Frage an Aydan Özoğuz von Guntram S. bezüglich Recht
Sehr geehrte Frau Özoğuz,
der Koran enthält meines Wissens keine Vorschrift, dass ein Mann nur mit einer Frau verheiratet sein kann.
Würden Sie diese Toleranz gegenüber Polygamie eher als Diskriminierung des weiblichen Geschlechtes ansehen, oder sehen Sie in der standesamtlichen Ehe in Deutschland, die die Ehe nur mit einer Frau zulässt eine Diskriminierung Andersgläubiger?
Auch das Christentum und das Judentum kennen aus der Heiligen Schrift keine Vorschrift, die Polygamie verbietet, auch wenn die wichtigsten Konfessionen diese vorschreiben.
Sind vielleicht Religionen/Gott toleranter und menschlicher mit den Menschen, als uns Bürgern gerne aus verschiedensten Interessen heraus vermittelt wird, und stecken hinter einschränkenden Ehevorstellungen möglicherweise profane GELD- und MACHTINTERESSEN der jeweiligen Institutionen (weltlicher "Staat", weltliche Organisationsstruktur der Kirchen)?
Mit freundlichen Grüßen
Guntram Seiß
Sehr geehrter Herr Seiß,
vielen Dank für Ihre Fragen, deren argumentative Herleitung ich so noch gar nicht gehört habe.

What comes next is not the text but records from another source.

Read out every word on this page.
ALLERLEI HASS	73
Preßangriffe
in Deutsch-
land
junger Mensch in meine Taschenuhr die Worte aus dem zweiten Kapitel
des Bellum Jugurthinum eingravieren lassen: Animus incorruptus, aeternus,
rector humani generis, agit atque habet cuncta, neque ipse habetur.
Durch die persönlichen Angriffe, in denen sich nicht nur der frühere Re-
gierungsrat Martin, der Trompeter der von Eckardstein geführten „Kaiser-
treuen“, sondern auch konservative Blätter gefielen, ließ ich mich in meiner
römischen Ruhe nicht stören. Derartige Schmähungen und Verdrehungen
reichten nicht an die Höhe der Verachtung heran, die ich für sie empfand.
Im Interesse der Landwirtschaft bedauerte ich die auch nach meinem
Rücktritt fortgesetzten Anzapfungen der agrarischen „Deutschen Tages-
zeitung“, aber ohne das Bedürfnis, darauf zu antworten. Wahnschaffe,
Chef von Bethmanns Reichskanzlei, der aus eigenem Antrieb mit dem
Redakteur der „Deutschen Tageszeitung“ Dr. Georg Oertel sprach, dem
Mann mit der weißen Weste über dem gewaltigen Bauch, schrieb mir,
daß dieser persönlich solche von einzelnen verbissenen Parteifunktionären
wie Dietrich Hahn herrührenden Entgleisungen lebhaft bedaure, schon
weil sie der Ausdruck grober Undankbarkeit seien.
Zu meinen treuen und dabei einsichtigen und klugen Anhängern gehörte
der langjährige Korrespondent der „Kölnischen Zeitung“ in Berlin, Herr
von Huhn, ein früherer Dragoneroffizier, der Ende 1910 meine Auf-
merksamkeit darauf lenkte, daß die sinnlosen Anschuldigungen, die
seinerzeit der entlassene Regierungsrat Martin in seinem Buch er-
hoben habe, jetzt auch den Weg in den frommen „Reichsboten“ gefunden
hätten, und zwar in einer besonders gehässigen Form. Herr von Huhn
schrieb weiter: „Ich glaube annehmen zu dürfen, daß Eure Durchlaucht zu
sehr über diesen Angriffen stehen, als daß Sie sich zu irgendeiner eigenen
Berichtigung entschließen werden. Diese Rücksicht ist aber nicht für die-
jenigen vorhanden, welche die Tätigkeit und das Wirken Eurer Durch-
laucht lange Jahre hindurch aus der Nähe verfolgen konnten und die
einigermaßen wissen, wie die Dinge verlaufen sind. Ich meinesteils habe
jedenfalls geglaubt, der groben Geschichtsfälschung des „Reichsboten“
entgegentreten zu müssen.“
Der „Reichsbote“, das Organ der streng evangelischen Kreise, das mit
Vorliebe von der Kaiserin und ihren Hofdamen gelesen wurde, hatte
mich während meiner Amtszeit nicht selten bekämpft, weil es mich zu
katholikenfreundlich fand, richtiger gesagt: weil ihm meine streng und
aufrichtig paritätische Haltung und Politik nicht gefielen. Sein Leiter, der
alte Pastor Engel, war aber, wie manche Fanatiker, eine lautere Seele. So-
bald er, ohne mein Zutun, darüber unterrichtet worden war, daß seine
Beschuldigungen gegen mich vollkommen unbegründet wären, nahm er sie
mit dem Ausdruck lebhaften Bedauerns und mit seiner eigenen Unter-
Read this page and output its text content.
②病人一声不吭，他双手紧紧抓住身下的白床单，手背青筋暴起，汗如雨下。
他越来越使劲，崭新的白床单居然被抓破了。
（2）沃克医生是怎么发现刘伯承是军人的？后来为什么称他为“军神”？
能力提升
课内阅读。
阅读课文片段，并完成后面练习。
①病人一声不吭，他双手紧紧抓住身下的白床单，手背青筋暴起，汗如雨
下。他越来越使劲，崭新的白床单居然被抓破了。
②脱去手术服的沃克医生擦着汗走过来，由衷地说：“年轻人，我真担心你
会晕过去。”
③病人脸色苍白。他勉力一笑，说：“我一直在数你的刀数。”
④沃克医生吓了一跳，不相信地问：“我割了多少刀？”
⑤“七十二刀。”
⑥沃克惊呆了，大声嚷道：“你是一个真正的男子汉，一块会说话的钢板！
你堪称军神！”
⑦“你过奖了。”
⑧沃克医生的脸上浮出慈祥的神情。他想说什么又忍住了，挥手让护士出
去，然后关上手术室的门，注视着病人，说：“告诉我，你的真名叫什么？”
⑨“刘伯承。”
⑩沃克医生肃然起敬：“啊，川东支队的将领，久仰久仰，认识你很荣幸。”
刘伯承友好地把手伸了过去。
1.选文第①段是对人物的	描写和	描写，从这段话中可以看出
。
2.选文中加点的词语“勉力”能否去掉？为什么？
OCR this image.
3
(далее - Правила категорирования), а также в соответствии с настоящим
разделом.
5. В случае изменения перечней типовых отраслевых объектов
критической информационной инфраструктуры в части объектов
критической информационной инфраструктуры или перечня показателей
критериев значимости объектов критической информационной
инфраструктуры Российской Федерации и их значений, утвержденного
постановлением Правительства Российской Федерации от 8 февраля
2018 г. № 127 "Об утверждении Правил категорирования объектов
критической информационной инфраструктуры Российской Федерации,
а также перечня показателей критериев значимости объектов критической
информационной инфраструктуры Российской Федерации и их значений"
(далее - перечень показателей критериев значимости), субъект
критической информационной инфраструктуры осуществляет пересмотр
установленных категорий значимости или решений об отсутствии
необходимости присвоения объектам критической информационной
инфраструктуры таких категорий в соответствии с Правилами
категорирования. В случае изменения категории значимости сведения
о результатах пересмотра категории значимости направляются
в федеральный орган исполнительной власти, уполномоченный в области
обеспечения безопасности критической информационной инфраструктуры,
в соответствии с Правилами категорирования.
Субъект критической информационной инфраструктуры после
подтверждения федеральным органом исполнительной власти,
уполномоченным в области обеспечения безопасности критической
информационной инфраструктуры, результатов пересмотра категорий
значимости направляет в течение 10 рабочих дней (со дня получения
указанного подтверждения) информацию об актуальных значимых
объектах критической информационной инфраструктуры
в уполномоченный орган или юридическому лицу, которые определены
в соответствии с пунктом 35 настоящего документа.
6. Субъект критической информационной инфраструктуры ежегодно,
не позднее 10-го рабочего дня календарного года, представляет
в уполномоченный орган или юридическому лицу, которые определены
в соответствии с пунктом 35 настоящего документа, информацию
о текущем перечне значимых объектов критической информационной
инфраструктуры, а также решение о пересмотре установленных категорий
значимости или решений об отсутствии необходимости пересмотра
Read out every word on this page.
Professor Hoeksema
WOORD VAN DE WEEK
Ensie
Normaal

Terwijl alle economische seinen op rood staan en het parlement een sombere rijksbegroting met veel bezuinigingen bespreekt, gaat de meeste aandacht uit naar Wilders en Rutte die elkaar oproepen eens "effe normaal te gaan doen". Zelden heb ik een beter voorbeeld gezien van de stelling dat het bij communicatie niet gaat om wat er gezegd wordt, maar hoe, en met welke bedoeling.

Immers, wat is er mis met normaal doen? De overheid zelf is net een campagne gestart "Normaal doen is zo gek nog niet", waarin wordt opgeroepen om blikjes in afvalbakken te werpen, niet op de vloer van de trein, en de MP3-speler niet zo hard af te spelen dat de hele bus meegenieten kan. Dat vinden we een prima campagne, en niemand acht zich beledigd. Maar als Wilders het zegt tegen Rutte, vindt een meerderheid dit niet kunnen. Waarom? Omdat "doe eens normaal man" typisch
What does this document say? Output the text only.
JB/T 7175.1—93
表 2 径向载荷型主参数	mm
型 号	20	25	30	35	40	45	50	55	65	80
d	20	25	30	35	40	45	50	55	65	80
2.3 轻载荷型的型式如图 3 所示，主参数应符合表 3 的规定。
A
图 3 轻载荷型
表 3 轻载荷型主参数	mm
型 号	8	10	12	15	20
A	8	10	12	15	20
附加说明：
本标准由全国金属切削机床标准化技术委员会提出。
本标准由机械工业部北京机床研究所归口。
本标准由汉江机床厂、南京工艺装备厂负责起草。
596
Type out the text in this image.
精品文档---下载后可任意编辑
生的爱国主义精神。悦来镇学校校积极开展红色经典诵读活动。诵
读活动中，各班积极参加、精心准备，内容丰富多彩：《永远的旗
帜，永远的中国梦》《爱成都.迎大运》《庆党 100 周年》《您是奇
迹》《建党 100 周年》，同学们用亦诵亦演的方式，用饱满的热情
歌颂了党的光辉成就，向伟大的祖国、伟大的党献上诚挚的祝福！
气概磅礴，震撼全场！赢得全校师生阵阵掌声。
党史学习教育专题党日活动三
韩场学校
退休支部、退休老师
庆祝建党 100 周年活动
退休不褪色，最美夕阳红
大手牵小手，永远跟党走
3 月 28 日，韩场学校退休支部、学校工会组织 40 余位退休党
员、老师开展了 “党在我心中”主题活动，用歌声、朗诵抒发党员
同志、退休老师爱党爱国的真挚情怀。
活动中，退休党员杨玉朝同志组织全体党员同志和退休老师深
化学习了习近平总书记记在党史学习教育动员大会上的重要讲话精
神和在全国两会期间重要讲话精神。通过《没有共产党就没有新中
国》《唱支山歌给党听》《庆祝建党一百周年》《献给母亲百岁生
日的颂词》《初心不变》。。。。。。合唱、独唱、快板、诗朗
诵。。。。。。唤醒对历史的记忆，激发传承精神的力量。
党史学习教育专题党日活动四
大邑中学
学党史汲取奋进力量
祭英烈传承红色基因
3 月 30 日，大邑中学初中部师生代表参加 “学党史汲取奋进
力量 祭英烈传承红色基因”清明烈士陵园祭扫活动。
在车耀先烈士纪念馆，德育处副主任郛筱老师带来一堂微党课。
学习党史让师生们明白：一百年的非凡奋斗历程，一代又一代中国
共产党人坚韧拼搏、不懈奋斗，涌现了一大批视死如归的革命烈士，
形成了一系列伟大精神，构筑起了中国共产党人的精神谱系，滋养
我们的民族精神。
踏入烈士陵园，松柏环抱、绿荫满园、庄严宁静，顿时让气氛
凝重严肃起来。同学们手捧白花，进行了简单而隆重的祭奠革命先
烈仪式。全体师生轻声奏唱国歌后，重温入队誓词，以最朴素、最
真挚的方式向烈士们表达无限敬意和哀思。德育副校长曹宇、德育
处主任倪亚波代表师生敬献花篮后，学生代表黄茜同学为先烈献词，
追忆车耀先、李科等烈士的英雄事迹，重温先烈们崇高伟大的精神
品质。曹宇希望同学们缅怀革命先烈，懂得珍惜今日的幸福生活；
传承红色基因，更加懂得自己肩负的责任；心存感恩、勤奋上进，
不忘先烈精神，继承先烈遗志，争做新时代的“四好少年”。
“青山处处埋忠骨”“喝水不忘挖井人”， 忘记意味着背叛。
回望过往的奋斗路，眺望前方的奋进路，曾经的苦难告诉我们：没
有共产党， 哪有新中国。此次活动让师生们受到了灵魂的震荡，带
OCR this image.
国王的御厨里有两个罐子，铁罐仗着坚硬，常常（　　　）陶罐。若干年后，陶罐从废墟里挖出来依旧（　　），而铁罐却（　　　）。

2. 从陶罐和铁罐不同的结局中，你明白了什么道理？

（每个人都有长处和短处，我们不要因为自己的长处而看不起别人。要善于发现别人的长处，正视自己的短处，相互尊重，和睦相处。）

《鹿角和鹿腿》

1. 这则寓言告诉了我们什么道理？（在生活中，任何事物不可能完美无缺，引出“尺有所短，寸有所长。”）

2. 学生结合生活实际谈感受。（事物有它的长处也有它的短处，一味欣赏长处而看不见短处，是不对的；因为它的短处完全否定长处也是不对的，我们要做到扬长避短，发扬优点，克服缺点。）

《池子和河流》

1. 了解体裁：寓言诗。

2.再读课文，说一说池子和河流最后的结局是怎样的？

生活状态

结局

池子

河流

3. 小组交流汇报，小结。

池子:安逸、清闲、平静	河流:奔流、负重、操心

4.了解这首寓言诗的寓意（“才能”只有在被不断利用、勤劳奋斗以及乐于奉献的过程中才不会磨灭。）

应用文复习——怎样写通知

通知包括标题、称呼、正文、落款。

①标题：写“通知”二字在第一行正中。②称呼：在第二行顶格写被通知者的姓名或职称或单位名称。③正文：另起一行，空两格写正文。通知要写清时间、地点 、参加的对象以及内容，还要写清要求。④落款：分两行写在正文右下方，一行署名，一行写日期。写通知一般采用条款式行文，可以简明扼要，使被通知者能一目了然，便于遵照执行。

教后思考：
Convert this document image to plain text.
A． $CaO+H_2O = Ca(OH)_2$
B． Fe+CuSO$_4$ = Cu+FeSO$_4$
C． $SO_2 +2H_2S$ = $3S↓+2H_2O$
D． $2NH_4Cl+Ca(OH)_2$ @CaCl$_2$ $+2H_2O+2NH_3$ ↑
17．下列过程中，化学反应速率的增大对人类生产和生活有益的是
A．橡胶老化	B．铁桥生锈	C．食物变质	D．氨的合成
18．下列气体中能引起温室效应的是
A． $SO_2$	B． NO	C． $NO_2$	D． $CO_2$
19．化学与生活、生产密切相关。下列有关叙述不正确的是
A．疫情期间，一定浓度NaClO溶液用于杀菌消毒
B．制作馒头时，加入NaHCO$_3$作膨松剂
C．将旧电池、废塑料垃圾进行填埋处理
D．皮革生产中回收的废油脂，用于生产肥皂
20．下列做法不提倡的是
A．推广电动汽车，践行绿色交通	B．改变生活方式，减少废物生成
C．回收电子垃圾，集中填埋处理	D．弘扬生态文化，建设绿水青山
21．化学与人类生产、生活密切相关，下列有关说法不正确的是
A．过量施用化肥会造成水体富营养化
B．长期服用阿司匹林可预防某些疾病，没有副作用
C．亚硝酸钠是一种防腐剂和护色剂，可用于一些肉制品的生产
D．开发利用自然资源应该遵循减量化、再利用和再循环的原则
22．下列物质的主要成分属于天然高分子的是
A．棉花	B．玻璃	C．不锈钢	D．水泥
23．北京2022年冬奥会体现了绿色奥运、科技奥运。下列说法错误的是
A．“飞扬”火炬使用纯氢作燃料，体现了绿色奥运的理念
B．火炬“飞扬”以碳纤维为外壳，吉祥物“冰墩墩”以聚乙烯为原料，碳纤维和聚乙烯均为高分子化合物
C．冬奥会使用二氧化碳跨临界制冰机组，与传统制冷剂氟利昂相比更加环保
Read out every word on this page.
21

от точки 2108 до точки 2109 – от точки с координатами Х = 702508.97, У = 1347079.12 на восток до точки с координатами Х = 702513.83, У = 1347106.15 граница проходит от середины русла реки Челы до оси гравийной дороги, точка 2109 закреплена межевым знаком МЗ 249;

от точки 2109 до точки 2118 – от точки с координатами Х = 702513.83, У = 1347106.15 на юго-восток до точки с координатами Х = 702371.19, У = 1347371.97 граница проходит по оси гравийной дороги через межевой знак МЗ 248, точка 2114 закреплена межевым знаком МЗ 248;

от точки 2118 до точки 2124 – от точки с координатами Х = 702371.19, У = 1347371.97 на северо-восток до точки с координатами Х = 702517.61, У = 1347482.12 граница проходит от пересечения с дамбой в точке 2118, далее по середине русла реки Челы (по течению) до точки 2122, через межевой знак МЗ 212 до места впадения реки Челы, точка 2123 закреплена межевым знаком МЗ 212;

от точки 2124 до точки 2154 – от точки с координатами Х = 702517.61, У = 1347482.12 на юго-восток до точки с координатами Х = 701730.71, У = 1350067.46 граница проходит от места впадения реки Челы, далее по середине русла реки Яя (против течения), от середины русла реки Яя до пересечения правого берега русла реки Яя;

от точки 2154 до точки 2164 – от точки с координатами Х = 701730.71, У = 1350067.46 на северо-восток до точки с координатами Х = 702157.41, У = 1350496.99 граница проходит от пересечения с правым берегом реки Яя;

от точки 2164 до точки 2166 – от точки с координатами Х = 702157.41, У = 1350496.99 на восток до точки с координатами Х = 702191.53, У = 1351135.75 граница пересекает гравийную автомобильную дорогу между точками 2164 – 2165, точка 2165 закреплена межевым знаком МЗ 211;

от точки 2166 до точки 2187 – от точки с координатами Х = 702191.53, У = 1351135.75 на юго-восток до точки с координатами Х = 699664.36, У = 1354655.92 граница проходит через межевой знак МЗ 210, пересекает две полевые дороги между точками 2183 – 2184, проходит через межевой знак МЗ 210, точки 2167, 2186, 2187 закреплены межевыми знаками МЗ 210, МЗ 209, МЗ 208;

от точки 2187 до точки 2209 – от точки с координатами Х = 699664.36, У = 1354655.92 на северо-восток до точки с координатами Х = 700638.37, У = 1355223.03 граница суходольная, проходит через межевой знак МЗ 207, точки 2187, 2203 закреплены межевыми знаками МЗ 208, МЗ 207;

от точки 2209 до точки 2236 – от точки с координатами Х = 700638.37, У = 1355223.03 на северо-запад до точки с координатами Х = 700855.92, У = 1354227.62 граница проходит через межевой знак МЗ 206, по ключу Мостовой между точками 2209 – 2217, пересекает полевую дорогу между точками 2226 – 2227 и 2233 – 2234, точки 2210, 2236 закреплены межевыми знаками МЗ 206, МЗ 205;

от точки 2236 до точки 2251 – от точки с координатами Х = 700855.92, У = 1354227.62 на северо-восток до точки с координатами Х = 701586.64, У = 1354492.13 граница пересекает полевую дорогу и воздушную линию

Es ist doch klar, dass für alle in unserem Land das Grundgesetz und die rechtsstaatlichen Gesetze zu gelten haben, die selbstverständlich nur die Ehe mit einem Partner als einzige rechtmäßige Form der Eheschließung erlauben.
Bei der Auslegung der Suren im Koran sollten wir – wie auch bei Bibelstellen – den zeitlichen Kontext, in dem sie entstanden sind, stets mitdenken. Heutzutage kommt doch niemand ernsthaft auf die Idee, aus dem Grundgesetz Artikel 6 eine Diskriminierung ableiten, weil Polygamie verboten ist. Und auch in islamisch geprägten Staaten gilt jeweils die Verfassung. So ist in der Türkei die Mehrehe grundsätzlich verboten, im Iran – wenn auch wiederum unter vielen Auflagen – hingegen nicht.